As I played my lives from the womb of my own childhood I began to feel more at home, in so many senses, than I have in a very long time with no clock ticking to pack up. After living on three continents, touring to dozens more, and recording three studio albums of increasing complexity, I was back with the basics, I was myself again, and nothing else. 

 

Encouraged by the feedback of my lives, I began allowing myself two to 3 hours per day to experiment and record, after making lunch for my father and my daughter, and morning homeschooling and parenting. Using the simplest and most improvised set up, I cleaned up the rooftop room from years of dust, cleared the desk from towers of old school manuals and settled by the 2 corner windows : We live on the outskirts of Tunis, on a hilltop, so my view is of the whole city, rolling into the sea. Green pine trees were abounding, the pink Bougainville was in full bloom, and the architecture of the city stretched out like a river of white cascading into the bluest of seas, the Mediterranean.  

 

This was my view as I recorded, a view which was matched in richness only by the sounds around me: 

 

At day, the birds, the singing of the shepherd and his sheep on the hills behind me, the punctual singing of the call to prayer sometimes I would get interrupted by the invitations from my neighbor to say yes to a plate of food from the nightly iftar or to give me a support shout out as she is hanging the laundry in her own rooftop.
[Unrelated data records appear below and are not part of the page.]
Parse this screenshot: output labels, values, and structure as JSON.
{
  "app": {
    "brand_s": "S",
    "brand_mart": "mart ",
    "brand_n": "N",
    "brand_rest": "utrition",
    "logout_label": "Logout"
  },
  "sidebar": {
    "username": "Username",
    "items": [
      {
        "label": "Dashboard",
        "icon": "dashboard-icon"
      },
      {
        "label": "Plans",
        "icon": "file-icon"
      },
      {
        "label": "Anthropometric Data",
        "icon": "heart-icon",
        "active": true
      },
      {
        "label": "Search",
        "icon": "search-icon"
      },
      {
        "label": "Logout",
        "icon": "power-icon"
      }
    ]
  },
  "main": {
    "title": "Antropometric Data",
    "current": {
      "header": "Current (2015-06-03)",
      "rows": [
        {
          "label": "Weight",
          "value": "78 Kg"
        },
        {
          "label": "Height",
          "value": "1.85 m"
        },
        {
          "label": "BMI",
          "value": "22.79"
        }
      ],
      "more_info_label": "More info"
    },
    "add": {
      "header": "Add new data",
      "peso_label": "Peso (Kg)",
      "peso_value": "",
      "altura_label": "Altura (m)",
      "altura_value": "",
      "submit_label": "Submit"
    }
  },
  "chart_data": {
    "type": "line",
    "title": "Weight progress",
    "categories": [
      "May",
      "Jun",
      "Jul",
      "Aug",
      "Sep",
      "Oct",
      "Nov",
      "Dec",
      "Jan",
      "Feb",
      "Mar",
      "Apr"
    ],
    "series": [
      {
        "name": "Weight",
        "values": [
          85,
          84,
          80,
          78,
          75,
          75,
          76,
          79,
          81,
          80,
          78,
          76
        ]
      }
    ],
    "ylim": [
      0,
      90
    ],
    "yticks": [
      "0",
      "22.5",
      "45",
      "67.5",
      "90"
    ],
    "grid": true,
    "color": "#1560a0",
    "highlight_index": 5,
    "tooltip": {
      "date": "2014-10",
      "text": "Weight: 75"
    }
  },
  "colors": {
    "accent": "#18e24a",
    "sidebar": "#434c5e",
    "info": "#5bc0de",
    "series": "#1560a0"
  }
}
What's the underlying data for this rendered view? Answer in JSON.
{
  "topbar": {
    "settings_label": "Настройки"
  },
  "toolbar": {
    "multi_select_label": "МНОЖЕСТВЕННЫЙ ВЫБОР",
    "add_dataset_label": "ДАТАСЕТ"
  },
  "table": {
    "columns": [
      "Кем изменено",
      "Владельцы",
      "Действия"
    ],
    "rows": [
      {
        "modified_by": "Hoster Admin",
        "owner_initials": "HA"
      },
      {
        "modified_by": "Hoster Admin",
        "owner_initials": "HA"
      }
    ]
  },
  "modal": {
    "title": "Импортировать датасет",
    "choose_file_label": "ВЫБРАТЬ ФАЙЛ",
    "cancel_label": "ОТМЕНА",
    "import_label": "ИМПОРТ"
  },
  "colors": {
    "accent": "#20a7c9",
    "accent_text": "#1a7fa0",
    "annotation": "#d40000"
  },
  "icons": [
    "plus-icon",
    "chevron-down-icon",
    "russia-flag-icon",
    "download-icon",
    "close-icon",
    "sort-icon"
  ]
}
at night the multitudes of cicadas and frogs echoing from the neighboring hills in a tight vocal competition balanced with millions of light dots from the city. 

 

Every day I retreated to the rooftop and indulged in the music that moves me.  Every day I recorded at least 2 songs, either my own take on covers, revisiting my first loves and decisive early inspirations, or exploring for the first time acoustic takes on some of my tunes.  

 

I recorded them each on very few takes and mostly 2 tracks: 1 for the guitar and voice an one for backing vocals.

 

I later sent them to a long-time collaborator Karim Attoumane who knows me well, for only the lightest of mixing. As time passed I realized I had accumulated a content that was intertwined and indivisible and I decided to share it as a double album with 2 parts: Day and Night.

 

For me The Tunis Diaries is an intimate record of how I passed a big portion of my confinement, which ended up being much deeper than I would have ever imagined and a unique journey with my dad and my daughter that taught me a lot about myself, family and giving.  It is also a tribute to my home city Tunis, that gave me so much and an effort to share back with her and with my fans, the sense of togetherness that they shared with me during those confusing and scary times  - which, alas, are still with us as I write this.